Ante los desvaríos, el poeta Illescas metía la cordura: la sensatez de un verso clásico. Sin afanes grandilocuentes, nos daba una lección de estilo. «Escuchen», nos pedía. «Duden. ¿Por qué los poetas jóvenes no dudan?», reclamaba. Era cierto. No teníamos dudas. Teníamos certezas. Certezas estúpidas como toda certeza pasada por agua. No dudábamos porque creíamos saberlo todo desde la pedantería casi adolescente. Teníamos prisa por sentar a la belleza en nuestras piernas, pero cojeábamos del yámbico y del alejandrino. El endecasílabo era en nuestro vocabulario un germinado de trigo y no el instrumento de Dante para bajar al infierno. Ya como becarios del INBA-FONAPAS, Isabel, Sergio y yo aprendimos en el enorme estudio de don Carlos que a la poesía también se llega por la ópera. Los miércoles de sesión, llegábamos humildes a su casa de la calle de Irlanda, en Coyoacán, para desempolvar nuestros oídos. Iniciamos el año de beca con oídos de carnicero. Algo de eso perdimos en el camino. Sentado en su sillón preferido, don Carlos ponía en su Stromberg Carlson a Verdi, a Puccini, a Donizetti, a Mozart. «Escuchen», pedía. «Abran los oídos», exigía. Y cerraba los ojos sin dejar de llevar el ritmo con los dedos. De pronto se ponía de pie y marcaba el fragmento a seguir. Lo repetía hasta que nos quedara claro. Una y otra vez. Luego comparaba los matices de las óperas con sus poetas más cercanos. De la prosa de Gracián pasaba a los versos de Garcilaso y Lope. Del «Por vos nací, por vos tengo la vida, / por vos he de morir, y por vos muero» transitaba sin agitarse al «Un soneto me manda a hacer Violante».

Don Carlos no quería que de su taller salieran poemas de ocasión. Quería un poema conceptual de cada uno. Un poema largo en el estilo de Muerte sin Fin, de Gorostiza, o el Cántico, de Jorge Guillén. Por eso, de entrada, nos pidió un método de composición del poema que teníamos que construir. Algo así como el plano de una obra  arquitectónica. Nos puso de ejemplo el tractatus que ideó Edgar Allan Poe para escribir El Cuervo. Tarea difícil. Imposible. Ese año no entendí lo que el poeta Illescas quería hacer de nosotros. Muchos años viví en la incertidumbre. Hoy lo sé. Nos metió, meticulosamente, en un mundo en el que uno define si quiere ser o no poeta. No un poeta de ocasión. Un poeta para siempre. Sé que al final logró ese objetivo con nosotros. Isabel fue una poeta entregada hasta el último momento. Sergio no se abrió a otra opción y se quedó nadando en las a veces heladas aguas de la poesía. Yo mismo, como la piedra de Borges, quiero perseverar en ser piedra.
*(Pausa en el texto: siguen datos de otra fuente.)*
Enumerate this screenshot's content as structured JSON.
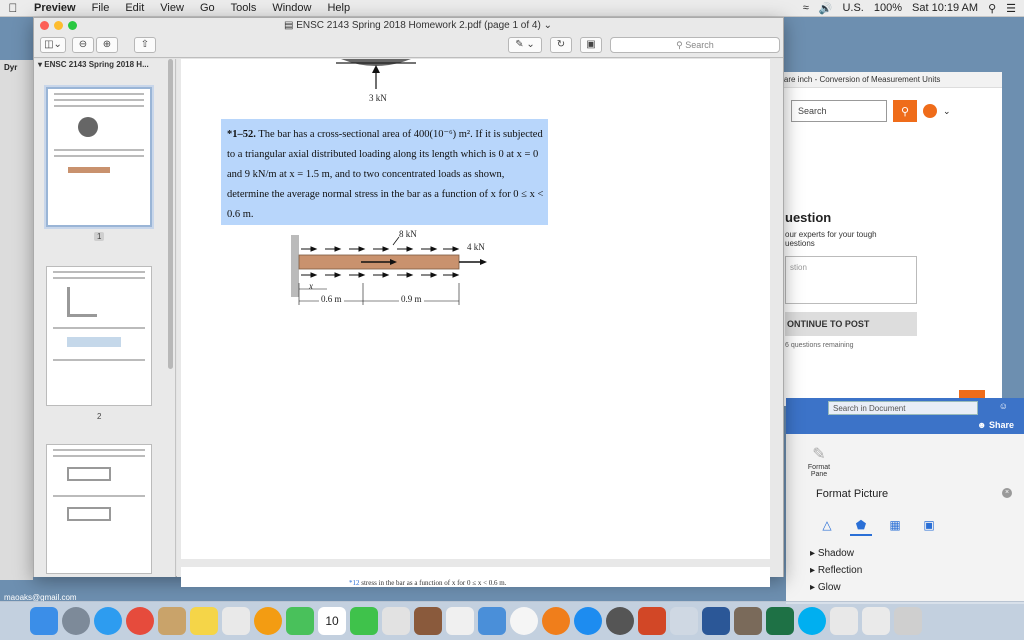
{
  "menubar": {
    "app": "Preview",
    "items": [
      "File",
      "Edit",
      "View",
      "Go",
      "Tools",
      "Window",
      "Help"
    ],
    "input_source": "U.S.",
    "battery": "100%",
    "clock": "Sat 10:19 AM"
  },
  "window": {
    "title": "ENSC 2143 Spring 2018 Homework 2.pdf (page 1 of 4)",
    "search_placeholder": "Search",
    "sidebar_title": "ENSC 2143 Spring 2018 H...",
    "page_numbers": [
      "1",
      "2"
    ],
    "desktop_label": "Dyr"
  },
  "problem": {
    "number": "*1–52.",
    "text": "The bar has a cross-sectional area of 400(10⁻⁶) m². If it is subjected to a triangular axial distributed loading along its length which is 0 at x = 0 and 9 kN/m at x = 1.5 m, and to two concentrated loads as shown, determine the average normal stress in the bar as a function of x for 0 ≤ x < 0.6 m.",
    "top_load": "3 kN",
    "load_8kn": "8 kN",
    "load_4kn": "4 kN",
    "dim_06": "0.6 m",
    "dim_09": "0.9 m",
    "x_label": "x",
    "footer_ref": "*12",
    "footer_text": "stress in the bar as a function of x for 0 ≤ x < 0.6 m."
  },
  "web": {
    "tab_title": "quare inch - Conversion of Measurement Units",
    "search_placeholder": "Search",
    "question_heading": "uestion",
    "question_sub": "our experts for your tough uestions",
    "question_placeholder": "stion",
    "post_button": "ONTINUE TO POST",
    "remaining": "6 questions remaining"
  },
  "word": {
    "doc_search": "Search in Document",
    "share": "Share",
    "format_pane_label": "Format Pane",
    "pane_title": "Format Picture",
    "options": [
      "Shadow",
      "Reflection",
      "Glow"
    ]
  },
  "desktop": {
    "email": "maoaks@gmail.com",
    "dock_badge_calendar": "10"
  },
  "colors": {
    "highlight": "#b8d6fb",
    "bar": "#c9926e",
    "chegg_orange": "#ef6c1a",
    "word_blue": "#3c73c8"
  }
}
El poeta Illescas vivió con pasión su oficio. Desde sus primeros poemas esa pulsión es notable, aunque en sus últimos libros se reinventó absolutamente. Me quedo con algunos versos:

Es que no soy lo que soy,
lo que aparento.

Sólo un olor me identifica.
Yo soy apenas la ficción

nocturna de tu sexo que me piensa.
(Réquiem del obsceno)

*

No resulta fácil morirse

en nuestros países sobrecargados de paisaje
el hambre suele aniquilar poco a poco

pero sus zarpazos se producen con mesura.
La enfermedad sólo en contados casos

es medio seguro pero no siempre sabes
pero no siempre porque suele prolongarse
a veces sabes y entonces gastas

más en médicos que en comida

*

Llamó a la puerta un día, el mar. Sedujo,
entre las olas solo, la agonía.

Llamó a mi puerta solo el mar un día;
pero entendí la noche que produjo.

Entre las altas ondas me condujo,
llamas de sombra, su melancolía;

y aquella blanca nave sólo mía,

a ser ajena noche se redujo.

*

El juego de vivir es otro asunto,

más rata, más amor, más penitencia
sin universo y dardo, sin demencia,
más al fondo, ay, de un íntimo difunto.

*

De un horno alucinado me trasciendo.

Las ascuas lamo. Soy su perro amargo.

y mientras gruño, sobre el hombro cargo
la llaga del mendrugo en que me enciendo.

Vuelvo a la vida, creo. Miro en torno
a Cristo calcinado. La locura

del pan sin lengua. El can en ascua y grito.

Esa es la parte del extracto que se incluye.